Before running such a pipeline, the Gitlab runner must have access to the argoproj.io API.

Create the RBAC:

cat - <<EOF | kubectl apply -f - --namespace "argocd"
apiVersion: rbac.authorization.k8s.io/v1
kind: Role
metadata:
  name: $GITLAB_RUNNER_IAM_ROLE_NAME
  namespace: argocd
rules:
  - apiGroups: ["argoproj.io"]
    resources: ["clusters", "projects", "applications", "repositories", "certificates", "accounts", "gpgkeys"]
    verbs: ["get", "create", "update", "delete", "sync", "override", "action"]

EOF    

cat - <<EOF | kubectl apply -f - --namespace "argocd"
apiVersion: rbac.authorization.k8s.io/v1
kind: RoleBinding
metadata:
  name: $GITLAB_RUNNER_IAM_ROLE_NAME
  namespace: argocd
subjects:
- kind: User
  name: $GITLAB_RUNNER_IAM_ROLE_NAME
  apiGroup: rbac.authorization.k8s.io
roleRef:
  kind: Role
  name: $GITLAB_RUNNER_IAM_ROLE_NAME
  apiGroup: rbac.authorization.k8s.io

EOF

GITLAB_RUNNER_IAM_ROLE_NAME is the name of the IAM role linked to the kubernetes service account attached to the runner.

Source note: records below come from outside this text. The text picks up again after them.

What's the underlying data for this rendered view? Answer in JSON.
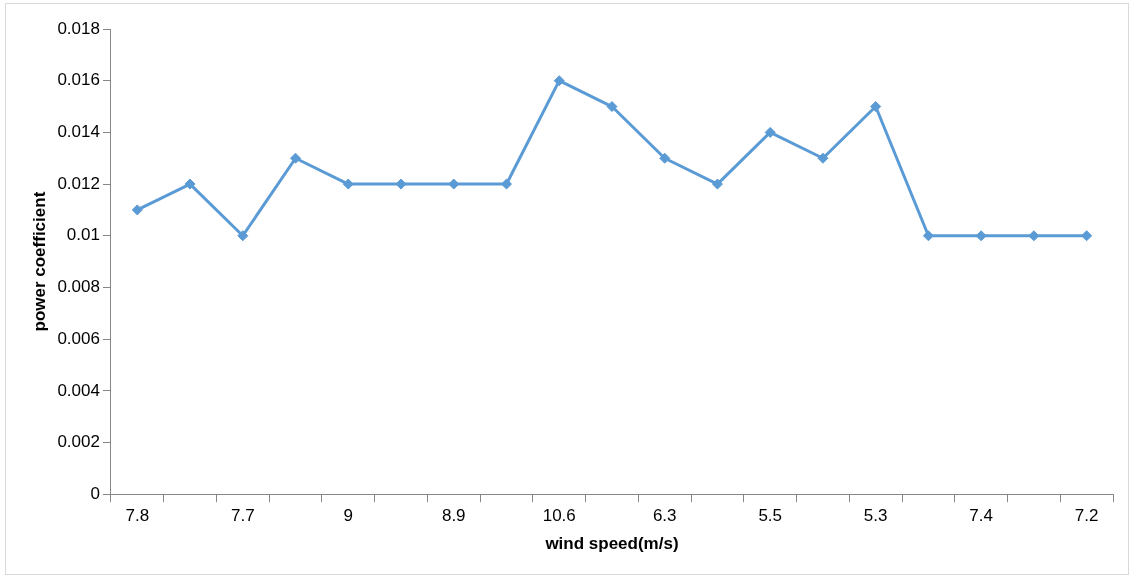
{
  "chart_data": {
    "type": "line",
    "xlabel": "wind speed(m/s)",
    "ylabel": "power coefficient",
    "categories": [
      "7.8",
      null,
      "7.7",
      null,
      "9",
      null,
      "8.9",
      null,
      "10.6",
      null,
      "6.3",
      null,
      "5.5",
      null,
      "5.3",
      null,
      "7.4",
      null,
      "7.2"
    ],
    "series": [
      {
        "color": "#5b9bd5",
        "values": [
          0.011,
          0.012,
          0.01,
          0.013,
          0.012,
          0.012,
          0.012,
          0.012,
          0.016,
          0.015,
          0.013,
          0.012,
          0.014,
          0.013,
          0.015,
          0.01,
          0.01,
          0.01,
          0.01
        ]
      }
    ],
    "ylim": [
      0,
      0.018
    ],
    "yticks": [
      0,
      0.002,
      0.004,
      0.006,
      0.008,
      0.01,
      0.012,
      0.014,
      0.016,
      0.018
    ],
    "grid": false,
    "legend": false,
    "marker": "diamond",
    "line_style": "solid"
  }
}
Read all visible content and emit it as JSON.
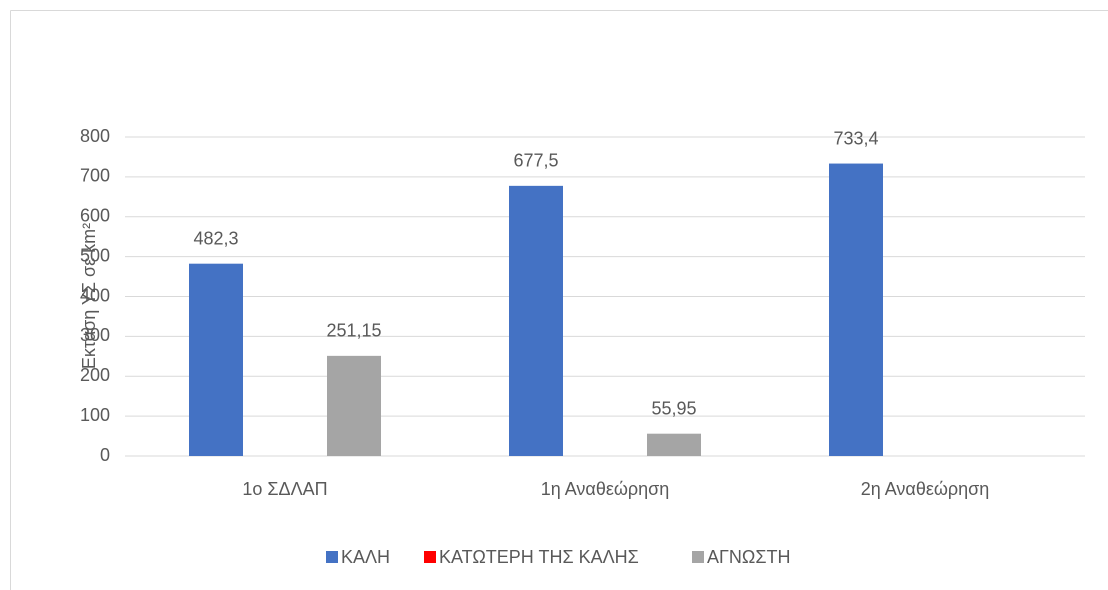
{
  "chart_data": {
    "type": "bar",
    "ylabel": "Εκταση ΥΣ σε km²",
    "categories": [
      "1ο ΣΔΛΑΠ",
      "1η Αναθεώρηση",
      "2η Αναθεώρηση"
    ],
    "series": [
      {
        "name": "ΚΑΛΗ",
        "color": "#4472c4",
        "values": [
          482.3,
          677.5,
          733.4
        ],
        "value_labels": [
          "482,3",
          "677,5",
          "733,4"
        ]
      },
      {
        "name": "ΚΑΤΩΤΕΡΗ ΤΗΣ ΚΑΛΗΣ",
        "color": "#ff0000",
        "values": [
          null,
          null,
          null
        ]
      },
      {
        "name": "ΑΓΝΩΣΤΗ",
        "color": "#a5a5a5",
        "values": [
          251.15,
          55.95,
          null
        ],
        "value_labels": [
          "251,15",
          "55,95",
          null
        ]
      }
    ],
    "ylim": [
      0,
      800
    ],
    "yticks": [
      0,
      100,
      200,
      300,
      400,
      500,
      600,
      700,
      800
    ],
    "grid": true,
    "legend": "bottom"
  }
}
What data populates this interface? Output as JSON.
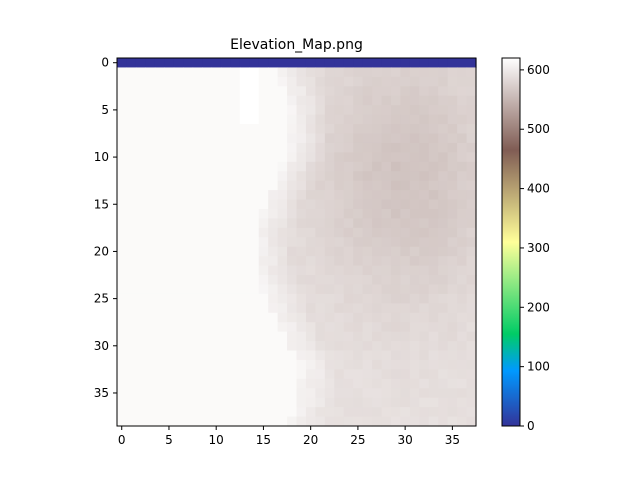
{
  "chart_data": {
    "type": "heatmap",
    "title": "Elevation_Map.png",
    "xlabel": "",
    "ylabel": "",
    "cols": 38,
    "rows": 39,
    "xlim": [
      -0.5,
      37.5
    ],
    "ylim": [
      38.5,
      -0.5
    ],
    "x_ticks": [
      0,
      5,
      10,
      15,
      20,
      25,
      30,
      35
    ],
    "y_ticks": [
      0,
      5,
      10,
      15,
      20,
      25,
      30,
      35
    ],
    "colormap": "terrain",
    "colorbar_range": [
      0,
      620
    ],
    "colorbar_ticks": [
      0,
      100,
      200,
      300,
      400,
      500,
      600
    ],
    "grid": false,
    "notes_visible": {
      "row0": "value 0 across all columns",
      "left_region": "uniform ~620 (very light)",
      "right_region": "~560-590 (light brownish gray), darkest around columns 25-35, rows 5-20"
    }
  }
}
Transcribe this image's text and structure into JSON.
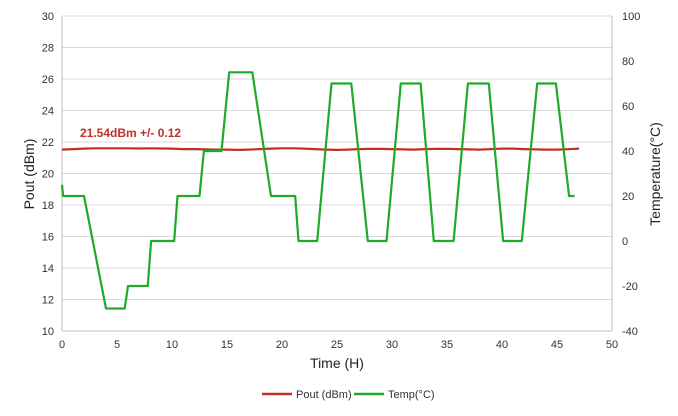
{
  "chart_data": {
    "type": "line",
    "title": "",
    "xlabel": "Time (H)",
    "ylabel": "Pout (dBm)",
    "y2label": "Temperature(°C)",
    "xlim": [
      0,
      50
    ],
    "ylim": [
      10,
      30
    ],
    "y2lim": [
      -40,
      100
    ],
    "xticks": [
      0,
      5,
      10,
      15,
      20,
      25,
      30,
      35,
      40,
      45,
      50
    ],
    "yticks": [
      10,
      12,
      14,
      16,
      18,
      20,
      22,
      24,
      26,
      28,
      30
    ],
    "y2ticks": [
      -40,
      -20,
      0,
      20,
      40,
      60,
      80,
      100
    ],
    "grid": "horizontal",
    "legend_position": "bottom",
    "annotation": "21.54dBm +/- 0.12",
    "colors": {
      "pout": "#c0302b",
      "temp": "#1faa2a",
      "grid": "#d9d9d9",
      "axis": "#bfbfbf"
    },
    "series": [
      {
        "name": "Pout (dBm)",
        "axis": "left",
        "x": [
          0,
          1,
          2,
          3,
          4,
          5,
          6,
          7,
          8,
          9,
          10,
          11,
          12,
          13,
          14,
          15,
          16,
          17,
          18,
          19,
          20,
          21,
          22,
          23,
          24,
          25,
          26,
          27,
          28,
          29,
          30,
          31,
          32,
          33,
          34,
          35,
          36,
          37,
          38,
          39,
          40,
          41,
          42,
          43,
          44,
          45,
          46,
          47
        ],
        "values": [
          21.52,
          21.55,
          21.58,
          21.6,
          21.6,
          21.6,
          21.6,
          21.59,
          21.6,
          21.59,
          21.58,
          21.55,
          21.55,
          21.53,
          21.52,
          21.52,
          21.5,
          21.52,
          21.55,
          21.58,
          21.6,
          21.6,
          21.58,
          21.55,
          21.52,
          21.5,
          21.52,
          21.55,
          21.57,
          21.56,
          21.55,
          21.53,
          21.52,
          21.55,
          21.56,
          21.57,
          21.55,
          21.53,
          21.52,
          21.55,
          21.58,
          21.58,
          21.55,
          21.53,
          21.52,
          21.52,
          21.54,
          21.58
        ]
      },
      {
        "name": "Temp(°C)",
        "axis": "right",
        "x": [
          0,
          0.1,
          2,
          4,
          5.7,
          6,
          7.8,
          8.1,
          10.2,
          10.5,
          12.5,
          12.9,
          14.5,
          15.2,
          17.3,
          19,
          21.2,
          21.5,
          23.2,
          24.5,
          26.3,
          27.8,
          29.5,
          30.8,
          32.6,
          33.8,
          35.6,
          36.9,
          38.8,
          40.1,
          41.8,
          43.2,
          44.9,
          46.1,
          46.6
        ],
        "values": [
          25,
          20,
          20,
          -30,
          -30,
          -20,
          -20,
          0,
          0,
          20,
          20,
          40,
          40,
          75,
          75,
          20,
          20,
          0,
          0,
          70,
          70,
          0,
          0,
          70,
          70,
          0,
          0,
          70,
          70,
          0,
          0,
          70,
          70,
          20,
          20
        ]
      }
    ]
  }
}
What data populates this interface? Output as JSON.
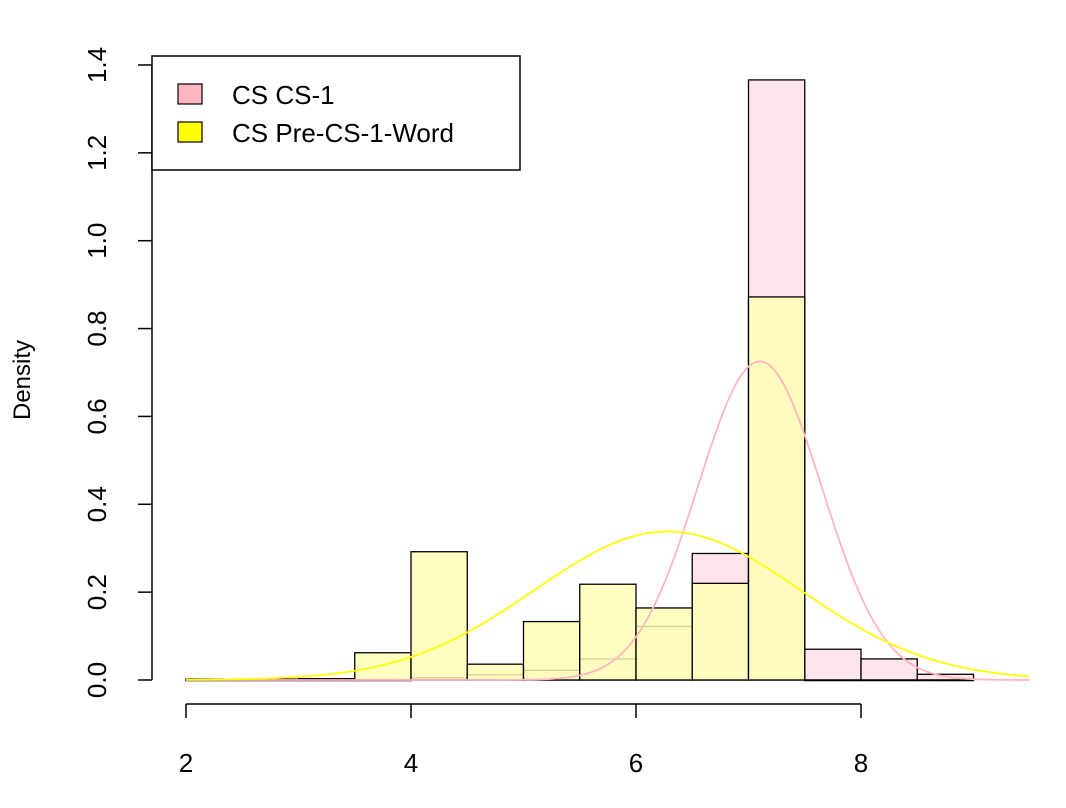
{
  "chart_data": {
    "type": "bar",
    "title": "",
    "xlabel": "",
    "ylabel": "Density",
    "xlim": [
      2,
      9.5
    ],
    "ylim": [
      0,
      1.4
    ],
    "x_ticks": [
      "2",
      "4",
      "6",
      "8"
    ],
    "y_ticks": [
      "0.0",
      "0.2",
      "0.4",
      "0.6",
      "0.8",
      "1.0",
      "1.2",
      "1.4"
    ],
    "grid": false,
    "legend_position": "top-left",
    "bin_edges": [
      2.0,
      2.5,
      3.0,
      3.5,
      4.0,
      4.5,
      5.0,
      5.5,
      6.0,
      6.5,
      7.0,
      7.5,
      8.0,
      8.5,
      9.0
    ],
    "series": [
      {
        "name": "CS CS-1",
        "legend_color": "#ffb6c1",
        "fill_color": "#ffe4ec",
        "curve_color": "#ffb6c1",
        "values": [
          0.0,
          0.0,
          0.0,
          0.0,
          0.005,
          0.012,
          0.022,
          0.048,
          0.122,
          0.288,
          1.366,
          0.07,
          0.048,
          0.013
        ],
        "normal_fit": {
          "mean": 7.1,
          "sd": 0.55
        }
      },
      {
        "name": "CS Pre-CS-1-Word",
        "legend_color": "#ffff00",
        "fill_color": "#ffffb3",
        "curve_color": "#ffff00",
        "values": [
          0.002,
          0.002,
          0.003,
          0.062,
          0.292,
          0.036,
          0.133,
          0.218,
          0.164,
          0.22,
          0.872,
          0.0,
          0.0,
          0.0
        ],
        "normal_fit": {
          "mean": 6.28,
          "sd": 1.18
        }
      }
    ]
  }
}
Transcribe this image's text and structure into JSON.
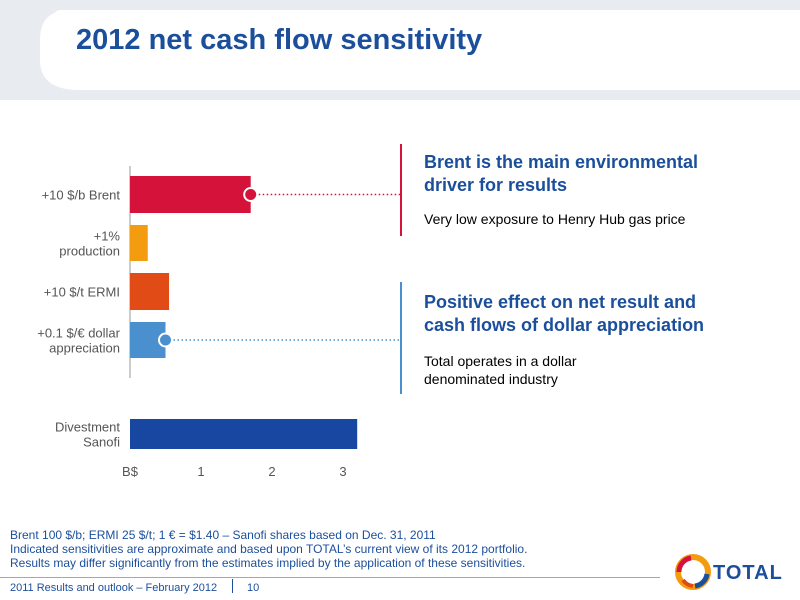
{
  "page": {
    "title": "2012 net cash flow sensitivity"
  },
  "chart_data": {
    "type": "bar",
    "orientation": "horizontal",
    "unit": "B$",
    "categories": [
      "+10 $/b Brent",
      "+1% production",
      "+10 $/t ERMI",
      "+0.1 $/€ dollar appreciation",
      "Divestment Sanofi"
    ],
    "category_lines": [
      [
        "+10 $/b Brent"
      ],
      [
        "+1%",
        "production"
      ],
      [
        "+10 $/t ERMI"
      ],
      [
        "+0.1 $/€ dollar",
        "appreciation"
      ],
      [
        "Divestment",
        "Sanofi"
      ]
    ],
    "values": [
      1.7,
      0.25,
      0.55,
      0.5,
      3.2
    ],
    "colors": [
      "#d4123a",
      "#f39c0f",
      "#e04b16",
      "#4a90cf",
      "#1747a0"
    ],
    "xlim": [
      0,
      3.3
    ],
    "xticks": [
      0,
      1,
      2,
      3
    ],
    "xtick_labels": [
      "B$",
      "1",
      "2",
      "3"
    ],
    "highlight_colors": {
      "brent": "#d4123a",
      "dollar": "#4a90cf"
    }
  },
  "messages": [
    {
      "title_lines": [
        "Brent is the main environmental",
        "driver for results"
      ],
      "body_lines": [
        "Very low exposure to Henry Hub gas price"
      ]
    },
    {
      "title_lines": [
        "Positive effect on net result and",
        "cash flows of dollar appreciation"
      ],
      "body_lines": [
        "Total operates in a dollar",
        "denominated industry"
      ]
    }
  ],
  "footnotes": [
    "Brent 100 $/b; ERMI 25 $/t; 1 € = $1.40 – Sanofi shares based on Dec. 31, 2011",
    "Indicated sensitivities are approximate and based upon TOTAL’s current view of its 2012 portfolio.",
    "Results may differ significantly from the estimates implied by the application of these sensitivities."
  ],
  "footer": {
    "left": "2011 Results and outlook – February 2012",
    "page": "10"
  },
  "logo": {
    "text": "TOTAL"
  }
}
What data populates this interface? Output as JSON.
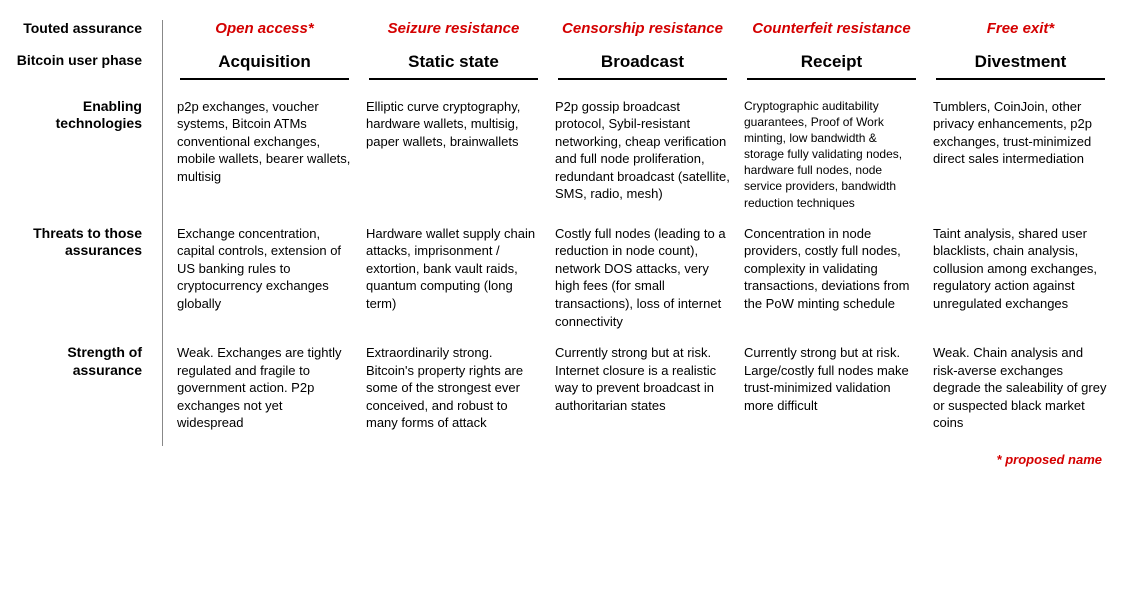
{
  "colors": {
    "accent_red": "#d40000",
    "text": "#000000",
    "divider": "#888888",
    "background": "#ffffff"
  },
  "row_labels": {
    "touted": "Touted assurance",
    "phase": "Bitcoin user phase",
    "enabling": "Enabling technologies",
    "threats": "Threats to those assurances",
    "strength": "Strength of assurance"
  },
  "columns": [
    {
      "assurance": "Open access*",
      "phase": "Acquisition",
      "enabling": "p2p exchanges, voucher systems, Bitcoin ATMs conventional exchanges, mobile wallets, bearer wallets, multisig",
      "threats": "Exchange concentration, capital controls, extension of US banking rules to cryptocurrency exchanges globally",
      "strength": "Weak. Exchanges are tightly regulated and fragile to government action. P2p exchanges not yet widespread"
    },
    {
      "assurance": "Seizure resistance",
      "phase": "Static state",
      "enabling": "Elliptic curve cryptography, hardware wallets, multisig, paper wallets, brainwallets",
      "threats": "Hardware wallet supply chain attacks, imprisonment / extortion, bank vault raids, quantum computing (long term)",
      "strength": "Extraordinarily strong. Bitcoin's property rights are some of the strongest ever conceived, and robust to many forms of attack"
    },
    {
      "assurance": "Censorship resistance",
      "phase": "Broadcast",
      "enabling": "P2p gossip broadcast protocol, Sybil-resistant networking, cheap verification and full node proliferation, redundant broadcast (satellite, SMS, radio, mesh)",
      "threats": "Costly full nodes (leading to a reduction in node count), network DOS attacks, very high fees (for small transactions), loss of internet connectivity",
      "strength": "Currently strong but at risk. Internet closure is a realistic way to prevent broadcast in authoritarian states"
    },
    {
      "assurance": "Counterfeit resistance",
      "phase": "Receipt",
      "enabling": "Cryptographic auditability guarantees, Proof of Work minting, low bandwidth & storage fully validating nodes, hardware full nodes, node service providers, bandwidth reduction techniques",
      "threats": "Concentration in node providers, costly full nodes, complexity in validating transactions, deviations from the PoW minting schedule",
      "strength": "Currently strong but at risk. Large/costly full nodes make trust-minimized validation more difficult"
    },
    {
      "assurance": "Free exit*",
      "phase": "Divestment",
      "enabling": "Tumblers, CoinJoin, other privacy enhancements, p2p exchanges, trust-minimized direct sales intermediation",
      "threats": "Taint analysis, shared user blacklists, chain analysis, collusion among exchanges, regulatory action against unregulated exchanges",
      "strength": "Weak. Chain analysis and risk-averse exchanges degrade the saleability of grey or suspected black market coins"
    }
  ],
  "footnote": "* proposed name"
}
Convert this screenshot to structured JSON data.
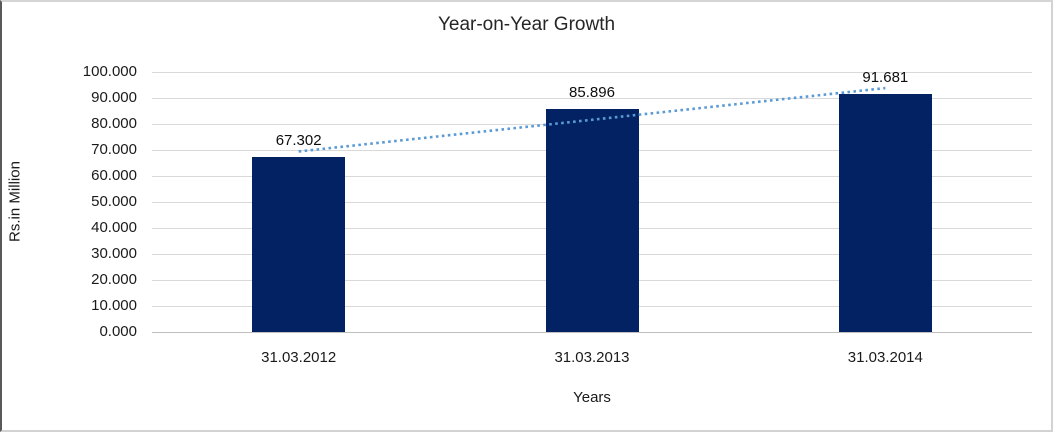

Update the aws-auth configmap:

$ kubectl get configmap -n kube-system aws-auth -o yaml > aws-auth.yaml

Complete the config map with the following role:

  mapRoles: | 
    - rolearn: $GITLAB_RUNNER_IAM_ROLE_ARN
      username: $GITLAB_RUNNER_IAM_ROLE_NAME

Apply the change

$ kubectl apply -f aws-auth.yaml

That's it!

Conclusion

In this blog post we configured the ArgoCD server, ArgoCD Web UI and we ended up integrating ArgoCD into a CI / CD tool.

Hope you enjoyed reading this blog post.

If you have any questions or feedback, please feel free to leave a comment.

Thanks for reading!

Comments

[Raphaël Pinson]

Thanks for the blog post!

We have an open-source tool called DevOps Stack which allows to:

• deploy EKS
• deploy ArgoCD on top of it, with Cognito authentication
• deploy base apps on ArgoCD

devops-stack.io/docs/devops-stack/...

[Chabane R.]

nice!

[Wawrzyniec 'Wawrzek' Niewodniczanski]

I struggle with creating a Record Set in my hosted zone.

The error message is:

An error occurred (InvalidChangeBatch) when calling the ChangeResourceRecordSets operation: [Invalid Resource Record: 'FATAL problem: DomainNameEmpty (Domain name is empty) encountered with ''', Unparseable CNAME encountered]

And that might be because the output of the following command is empty:

kubectl get services argocd-server --output jsonpath='{.status.loadBalancer.ingress[0].hostname}'

What I might be doing wrong?

[Chabane R.]

Hello

Thank your for your contribution

You are testing with the 1.19 version?

[Wawrzyniec 'Wawrzek' Niewodniczanski]

Good point. No, I've been using 1.21.